2.4. EDCs and microbiome and metagenomics

The community of Bacteria, Archaea and other microorganisms found in the gastrointestinal tract is collectively referred to as the gut microbiome [42]. This complex ecological system has been shown to affect health and disease risk, nutrient, drug, and toxicant metabolism, and mental health outcomes; and has thus been referred to as an additional organ of the body [127]. Specifically, differential abundances of key taxa and changes in taxa over the lifespan within an individual have been shown to impact human health [128]. Taxonomic classification is most frequently completed through 16S RNA gene sequencing, which provides a species-level resolution of the Bacteria and Archaea present in a sample. Increasingly, metagenomic sequencing is implemented to obtain a species-level resolution of Bacteria, Fungi, Viruses, and other microorganisms. Shotgun metagenomic sequencing therefore provides a more complete classification of the gut microbiome, including rare taxa. This is relevant because rare taxa have been identified as drivers of microbial ecology and their abundance has been linked to human health outcomes [128130]. When considering changes to the gut microbiome, metrics of the ecological structure are commonly used. Alpha diversity refers to the species richness, or the number of different taxa present in a sample. Beta diversity refers to how different each sample is from each other. These metrics help to compare differences in the entire community of microbes present in a given sample and how they interact with one another. The gut microbiome is a crucial component of nutrient metabolism, for example, Vitamin K is synthesized by gut bacteria [131]. It also plays a role in prescription drug metabolism and impacts host response to these interventions [132, 133]. Unsurprisingly, toxicant exposure has been shown to alter the microbiome in non-pregnant adult populations. Exposure to EDCs such as PFAS, pesticides, DEHP, triclosan, and triclocarban is associated with perturbations in microbial diversity, community composition, and microbial metabolites which are metrics with known relevance to human health outcomes [43, 134136].

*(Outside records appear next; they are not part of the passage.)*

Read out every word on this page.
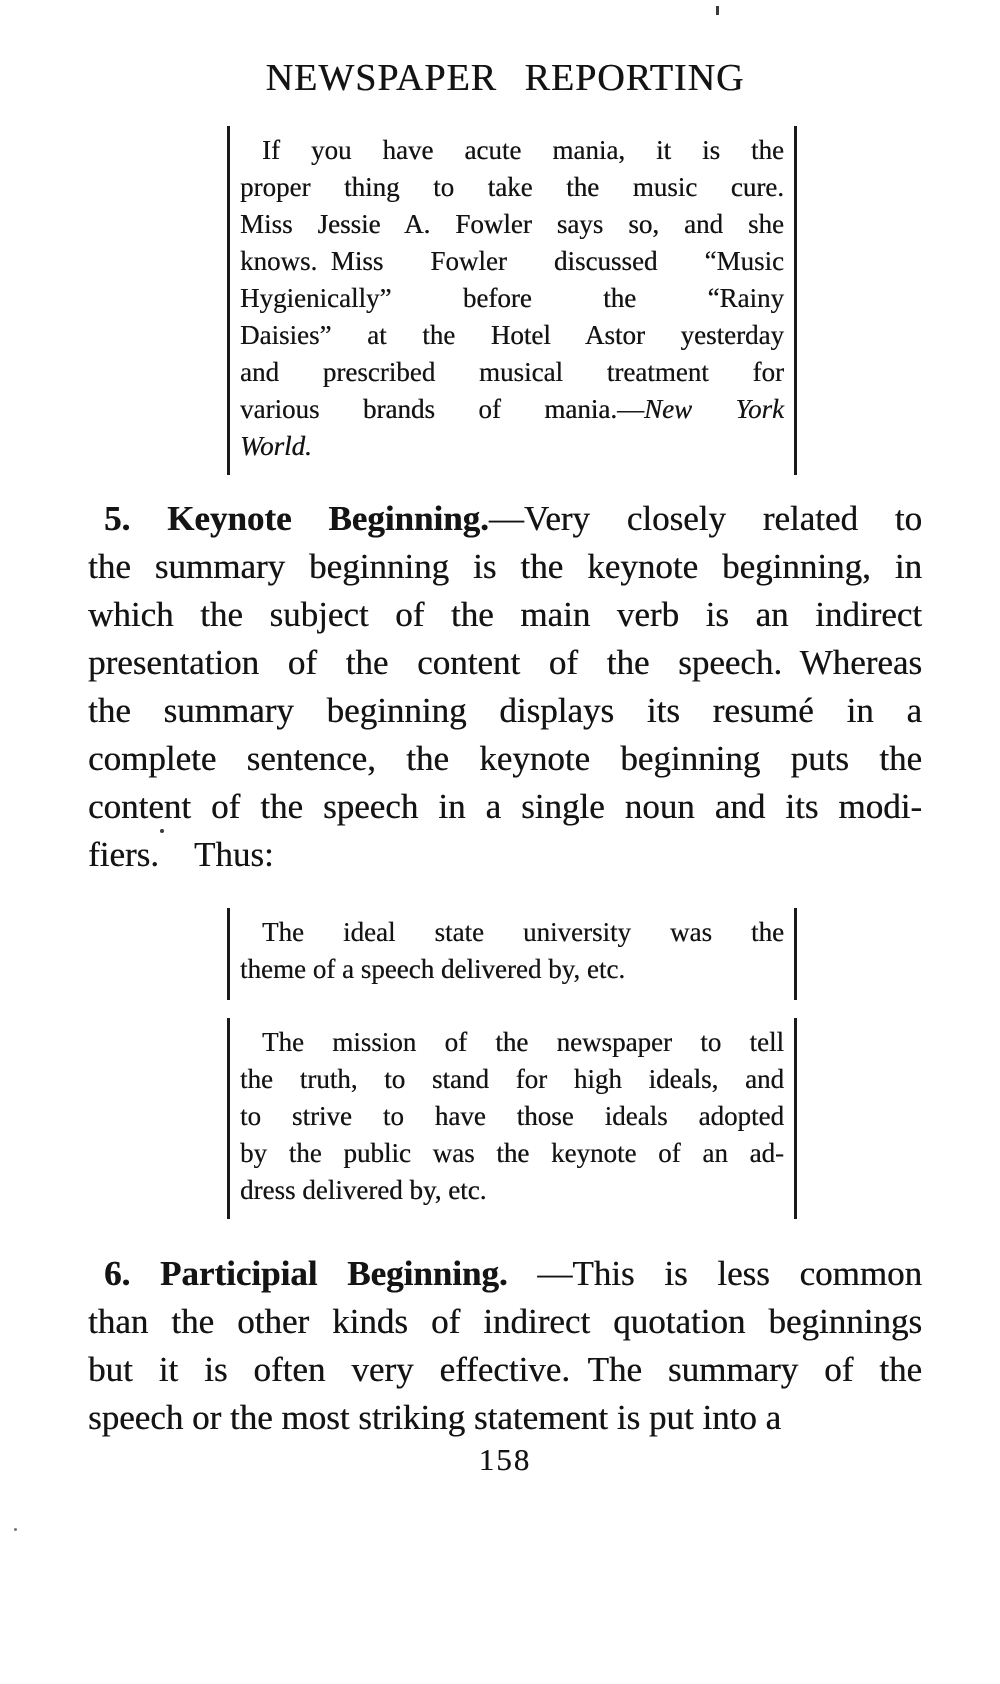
NEWSPAPER REPORTING
If you have acute mania, it is the
proper thing to take the music cure.
Miss Jessie A. Fowler says so, and she
knows. Miss Fowler discussed “Music
Hygienically” before the “Rainy
Daisies” at the Hotel Astor yesterday
and prescribed musical treatment for
various brands of mania.—New York
World.
5. Keynote Beginning.—Very closely related to
the summary beginning is the keynote beginning, in
which the subject of the main verb is an indirect
presentation of the content of the speech. Whereas
the summary beginning displays its resumé in a
complete sentence, the keynote beginning puts the
content of the speech in a single noun and its modi-
fiers. Thus:
The ideal state university was the
theme of a speech delivered by, etc.
The mission of the newspaper to tell
the truth, to stand for high ideals, and
to strive to have those ideals adopted
by the public was the keynote of an ad-
dress delivered by, etc.
6. Participial Beginning. —This is less common
than the other kinds of indirect quotation beginnings
but it is often very effective. The summary of the
speech or the most striking statement is put into a
158
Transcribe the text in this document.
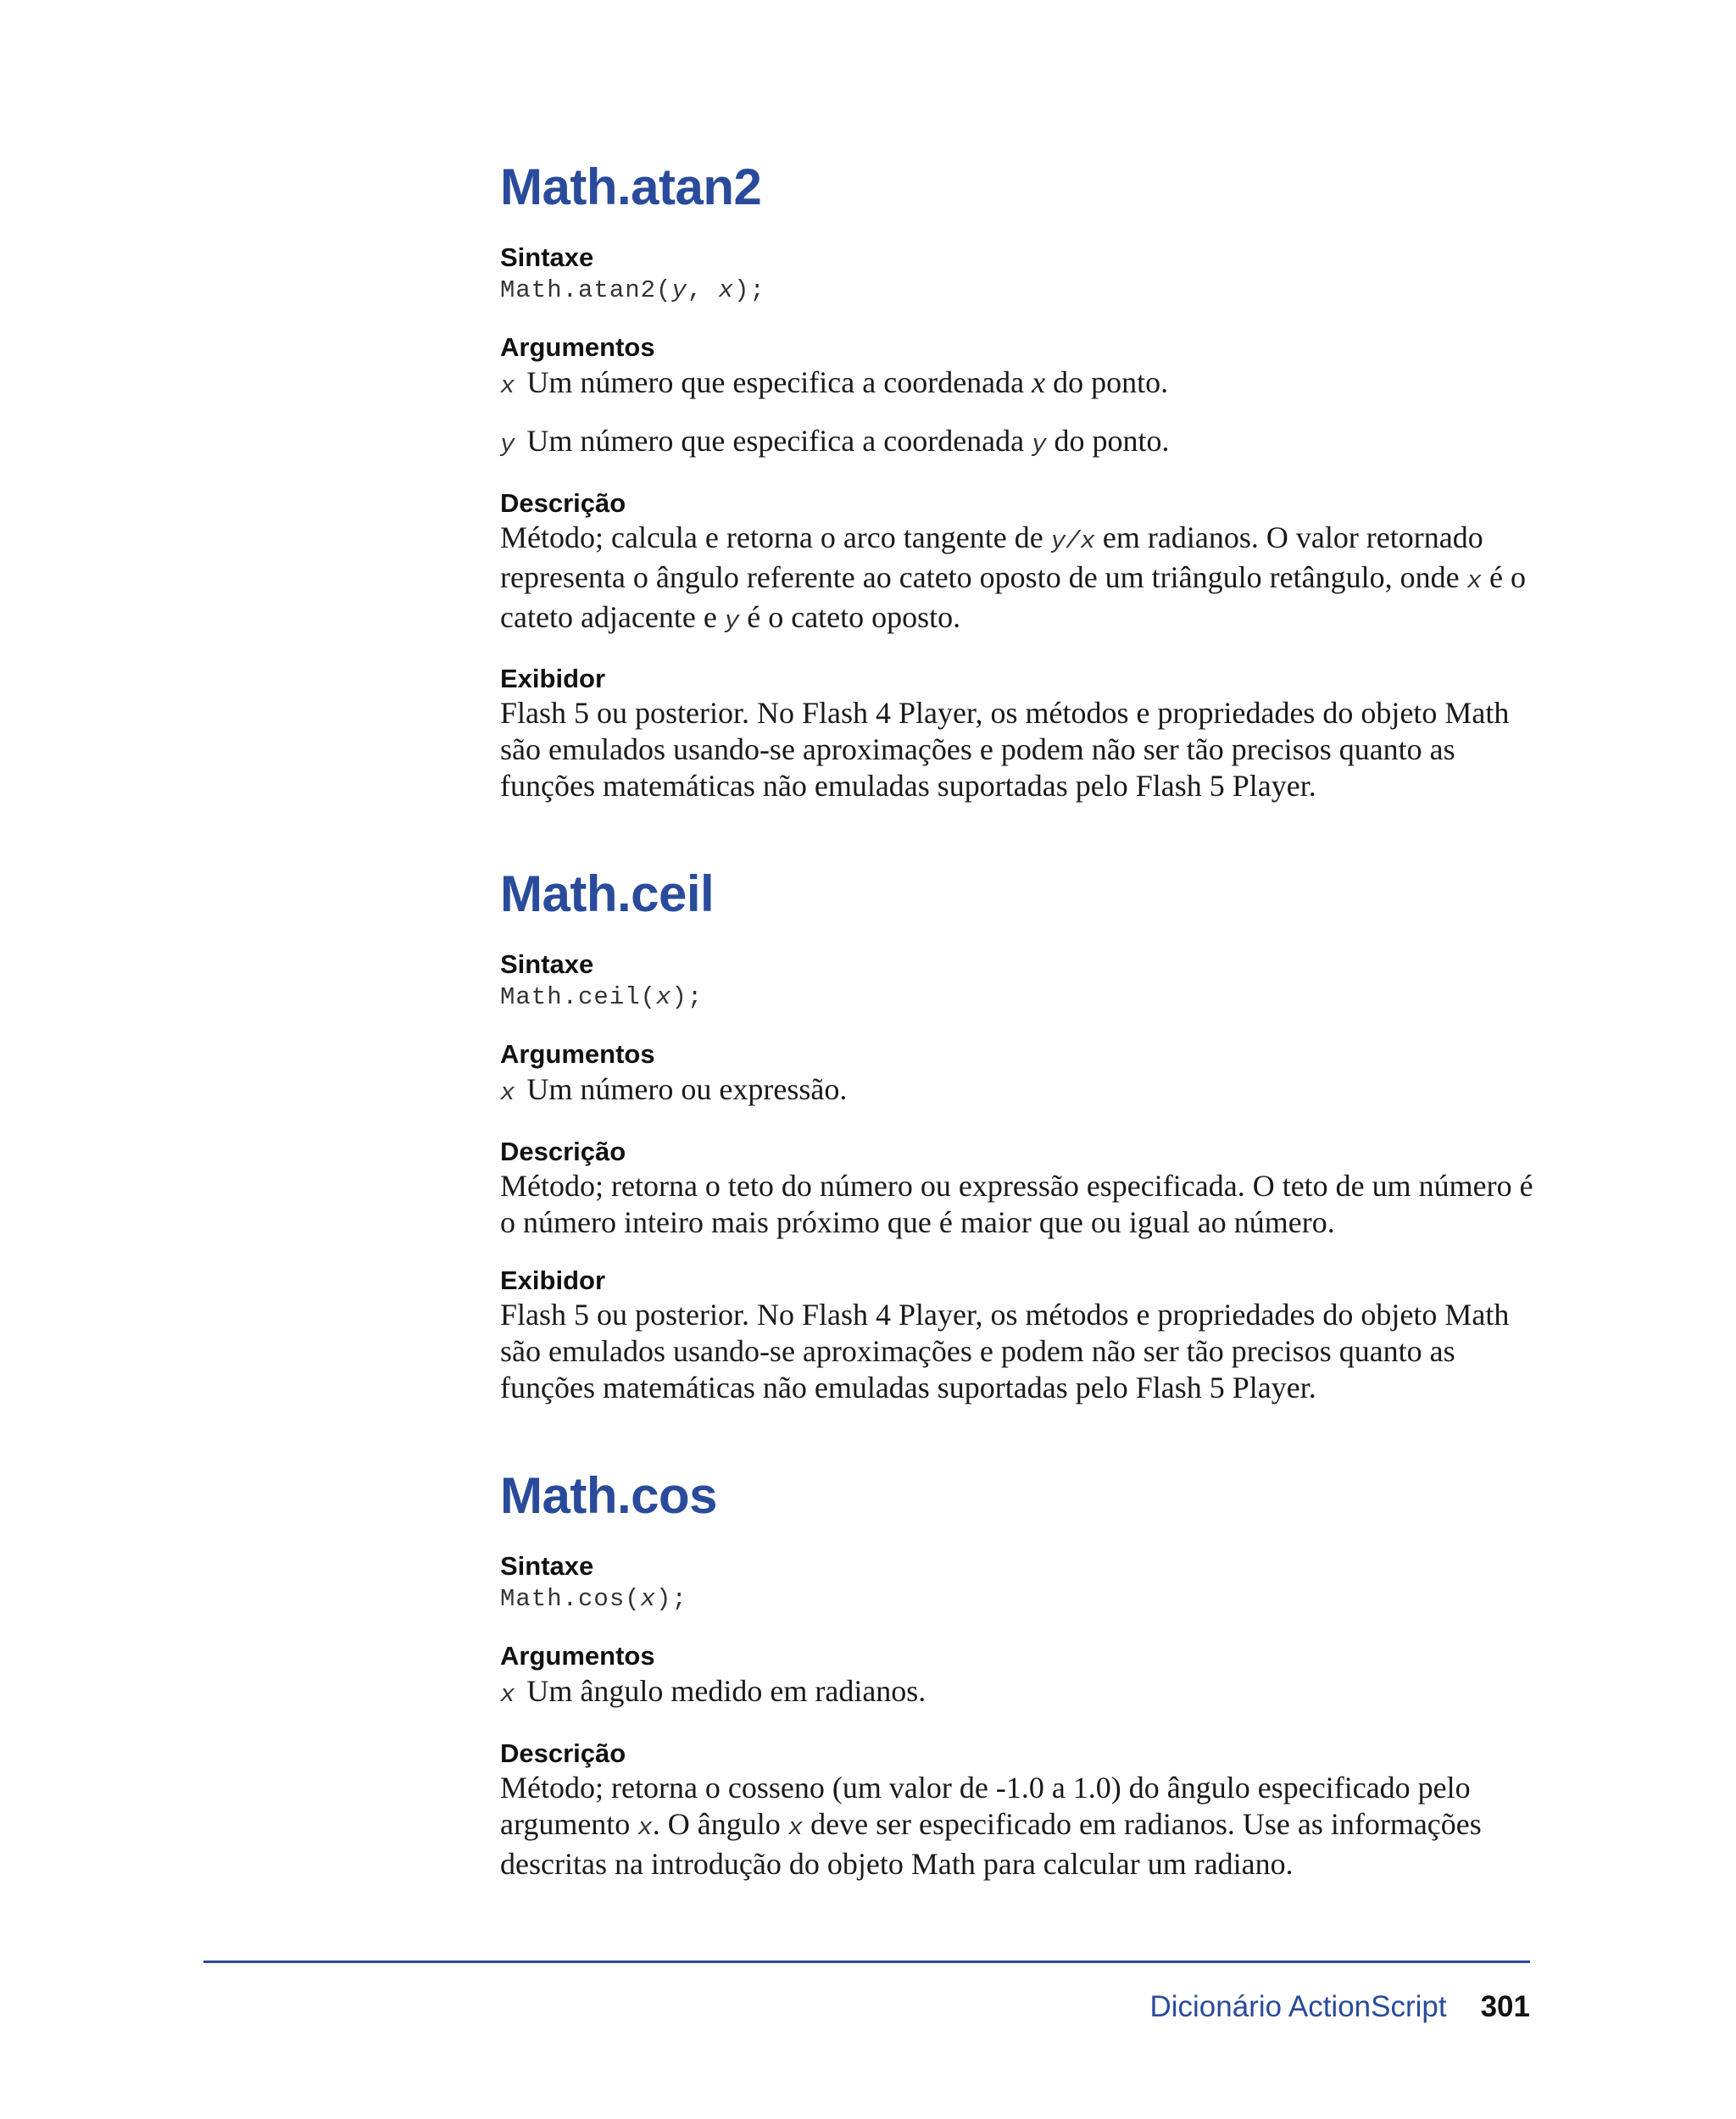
Math.atan2
Sintaxe
Math.atan2(y, x);
Argumentos
x Um número que especifica a coordenada x do ponto.
y Um número que especifica a coordenada y do ponto.
Descrição

Método; calcula e retorna o arco tangente de y/x em radianos. O valor retornado representa o ângulo referente ao cateto oposto de um triângulo retângulo, onde x é o cateto adjacente e y é o cateto oposto.

Exibidor

Flash 5 ou posterior. No Flash 4 Player, os métodos e propriedades do objeto Math são emulados usando-se aproximações e podem não ser tão precisos quanto as funções matemáticas não emuladas suportadas pelo Flash 5 Player.

Math.ceil
Sintaxe
Math.ceil(x);
Argumentos
x Um número ou expressão.
Descrição

Método; retorna o teto do número ou expressão especificada. O teto de um número é o número inteiro mais próximo que é maior que ou igual ao número.

Exibidor

Flash 5 ou posterior. No Flash 4 Player, os métodos e propriedades do objeto Math são emulados usando-se aproximações e podem não ser tão precisos quanto as funções matemáticas não emuladas suportadas pelo Flash 5 Player.

Math.cos
Sintaxe
Math.cos(x);
Argumentos
x Um ângulo medido em radianos.
Descrição

Método; retorna o cosseno (um valor de -1.0 a 1.0) do ângulo especificado pelo argumento x. O ângulo x deve ser especificado em radianos. Use as informações descritas na introdução do objeto Math para calcular um radiano.

Dicionário ActionScript 301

Given the intricate relationship between commensal gut microbes and human health, the gut microbiome must be considered when examining the effect of prenatal exposure to EDCs. Of particular relevance is the impact of the maternal gut microbiome on infant health. The maternal microbiome has been shown to play a major role in the initial seeding of the infant gut microbiome through contact with the vagina, mouth, skin, and through breastmilk [137]. Hormonal changes during pregnancy can also impact the relative abundances of certain bacterial genera, further highlighting the need for comprehensive investigation of the effect of EDCs on the gut microbiome of the pregnant person and the offspring [138].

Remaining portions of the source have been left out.